Journal of Bioinformatics, Proteomics and Imaging Analysis
Sequence to Structure Analysis of SOD1 and SOD2 from Fresh Water Turtles
- 1Bioinformatics Centre, Gauhati University, Guwahati, Assam, India
- 2School of Biological Sciences, University of Science and Technology, Meghalaya, Techno city, Baridua, India
- *RS and DKS designed the research work. Manuscript was prepared and verified by both the authors.
- #RS carried out the experiments.
Dhirendra Kumar Sharma, School of Biological Sciences, University of Science and Technology, Meghalaya, Techno city, Kiling Road, Baridua-793101, India. Tel: 91 9435147412; E-mail: firstname.lastname@example.org
Sarma, R. and Sharma, D.K., Sequence to Structure Analysis of SOD1 and SOD2 from Fresh Water Turtles. (2015) Bioinfo Proteom Img Anal 1(2): 38- 43.
© 2015 Sharma, D.K. This is an Open access article distributed under the terms of Creative Commons Attribution 4.0 International License.

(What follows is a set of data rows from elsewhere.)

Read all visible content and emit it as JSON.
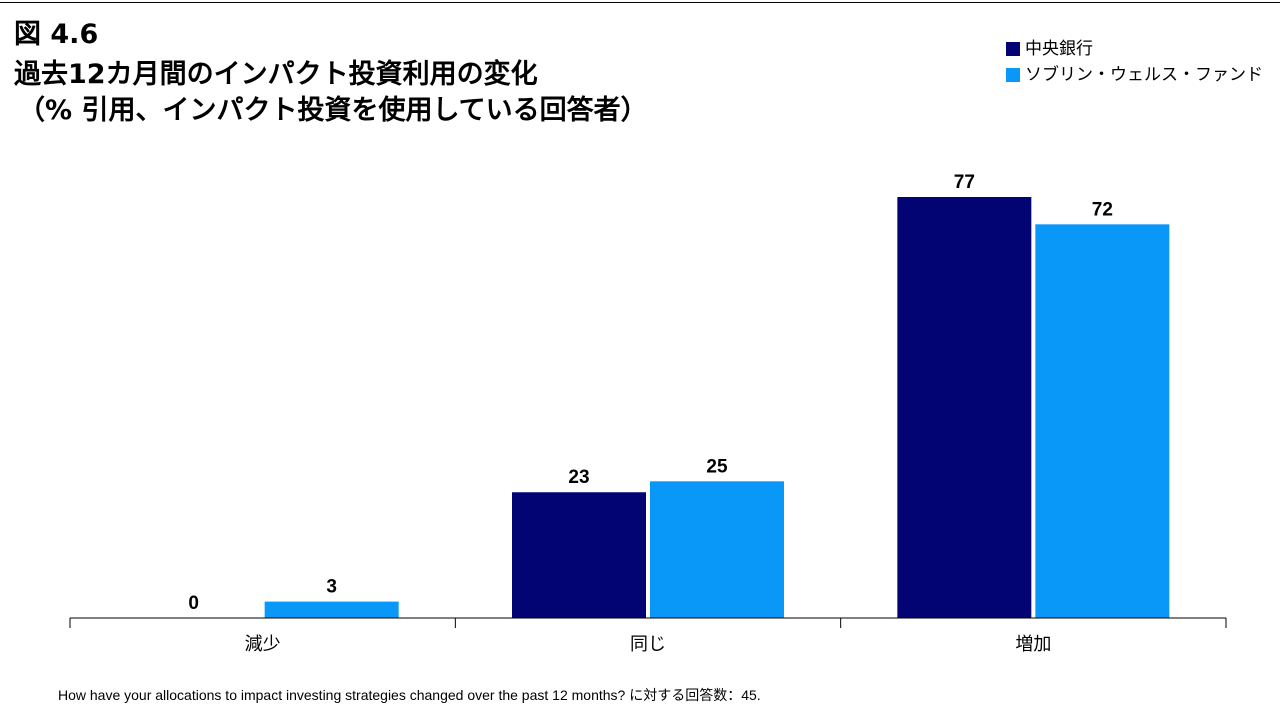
{
  "header": {
    "figure_number": "図 4.6",
    "title_line1": "過去12カ月間のインパクト投資利用の変化",
    "title_line2": "（% 引用、インパクト投資を使用している回答者）"
  },
  "colors": {
    "central_banks": "#010472",
    "sovereign_wealth_funds": "#0a98f8",
    "axis": "#000000",
    "text": "#000000"
  },
  "chart_data": {
    "type": "bar",
    "title": "過去12カ月間のインパクト投資利用の変化",
    "subtitle": "（% 引用、インパクト投資を使用している回答者）",
    "xlabel": "",
    "ylabel": "",
    "categories": [
      "減少",
      "同じ",
      "増加"
    ],
    "series": [
      {
        "name": "中央銀行",
        "values": [
          0,
          23,
          77
        ]
      },
      {
        "name": "ソブリン・ウェルス・ファンド",
        "values": [
          3,
          25,
          72
        ]
      }
    ],
    "ylim": [
      0,
      80
    ],
    "grid": false,
    "data_labels": true,
    "legend_position": "top-right"
  },
  "footnote": "How have your allocations to impact investing strategies changed over the past 12 months? に対する回答数：45."
}
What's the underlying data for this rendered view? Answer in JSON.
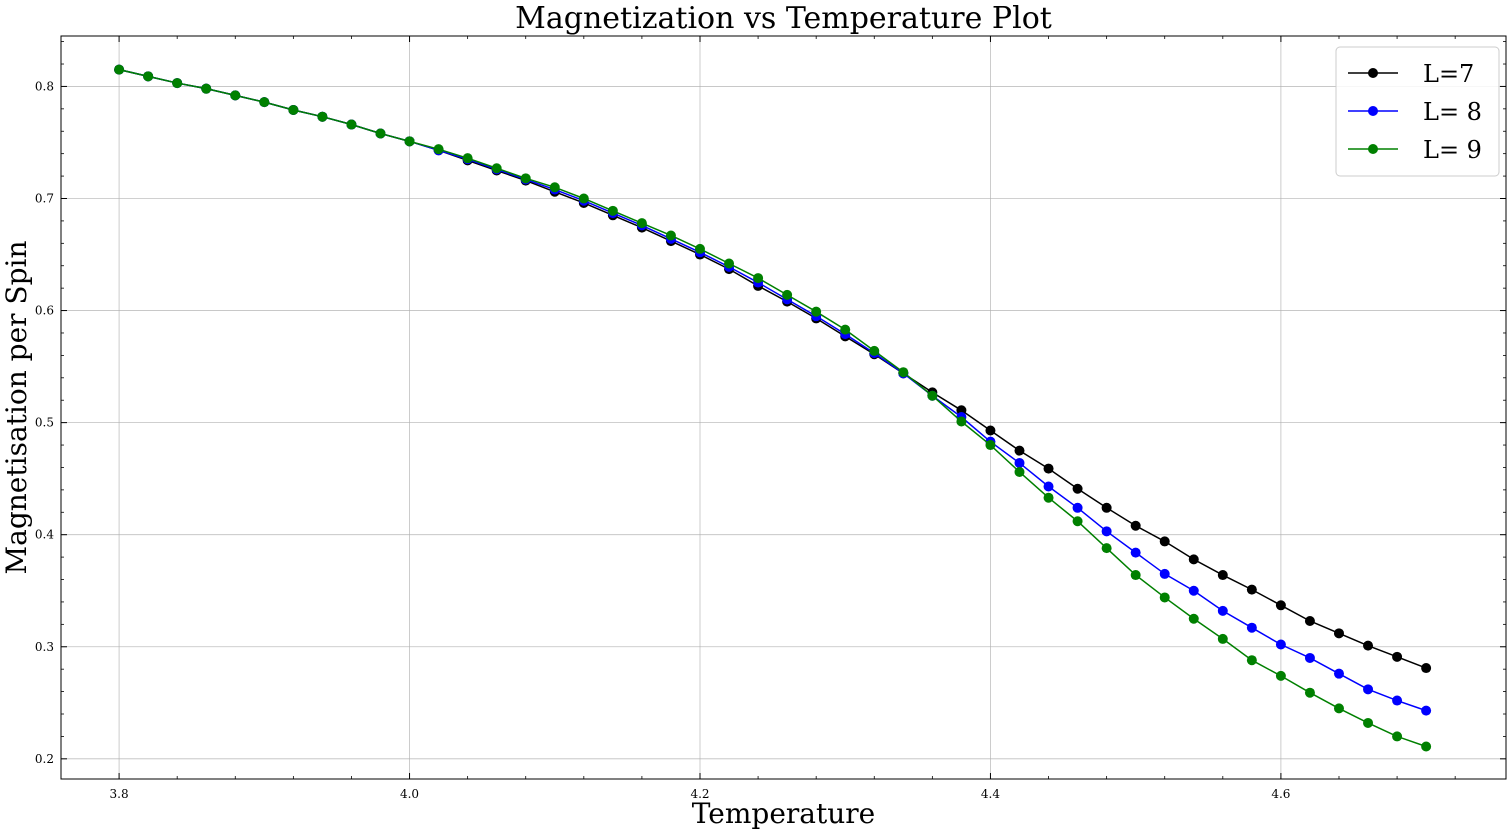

KeywordsSOD1, SOD2, Structural characterization, P. sinensis, M. reevesii
Superoxide dismutase (SOD) responsible for dismutation of ROS produced in cell controls the aging and longevity of animals. An attempt has been made to report on sequence to structure analysis of the genes and proteins of SOD1 and SOD2 of freshwater turtles, Pelodiscus sinensis and Mauremys reevesii. Analysis of gene and protein sequences of these SODs retrieved from the NCBI database suggested that the there were minor variations in their molecular weight of the gene sequences, melting temperature, folding, aliphatic index and isoelectric point. Gene sequences were all AT rich with 5 restriction sites each in SOD1 of both the turtles and SOD2 of Pelodiscus sinensis while 8 restriction sites in SOD2 of Mauremys reevesii were obtained. SOD1 were dominated by β Strands, whereas, SOD2 were by the alpha helices. Homology models were generated by MODELLER 9.12 presented that all the models of SODs within acceptable range. Solvent accessible surface area (SASA) and active sites analysis of refined models of the SOD proteins were acidic and with 5 to 11 number of active sites in all the proteins and high percentage of exposed aliphatic residues. Therefore, it could well be inferred that these models have the potentiality to be used for understanding the aging process.